In each of the following situations, identify whether the setting is primarily financial accounting or management accounting.
a. Volkswagen has experienced a declined in U. S. sales, which dropped 18% in 2005 and 24% in 2002 and 2004. Then chief executive, Bern Pischetsrieder, believed the biggest problem at Volkswagen was the cost incurred to produce a car, which was not competitive with other automakers, The company tried to get German workers to agree to pay cuts to reduce the cost.
b. In reporting a 2.1% drop in quarterly income from the previous year's second quarter, Oracle Corp. noted that a weaker dollar affected revenue in its database segment. A weaker dollar makes Oracle's products more expensive overseas and lowers the company's revenue after currency conversation.
c. Cerner is a developer of information technology for the health care industry. As the company incurs expenses to develop a software package, it capitalizes those costs as an asset. Beginning in the year after the software is released, it then amortizes those costs over a five-year period. Normal practice in the software industry is to amortize these costs over a three-year period.

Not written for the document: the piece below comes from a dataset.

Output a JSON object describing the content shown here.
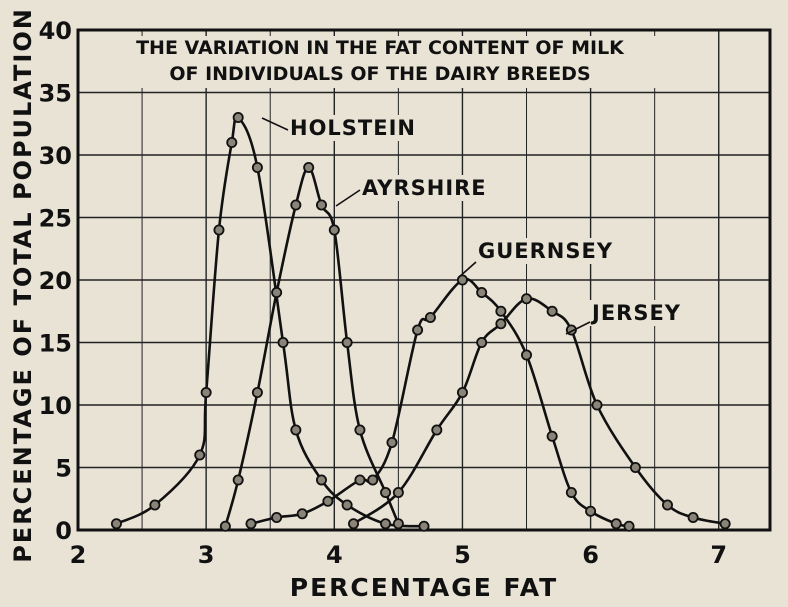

d. BNSF Railway was experiencing an increase in demand for information technology resources even though, overall, the company's business wasn't growing. In an effort to understand the technology group's operations, Chief Information Officer Jeff Campbell developed a balance scorecard for the IT group. Among the measures he tracked were monthly performance against operating budget, percentage of projects delivered on time, employee absenteeism, and internal rate of return on IT projects. Now everyone in the company understands how much it costs to provide the technology support for a particular business application.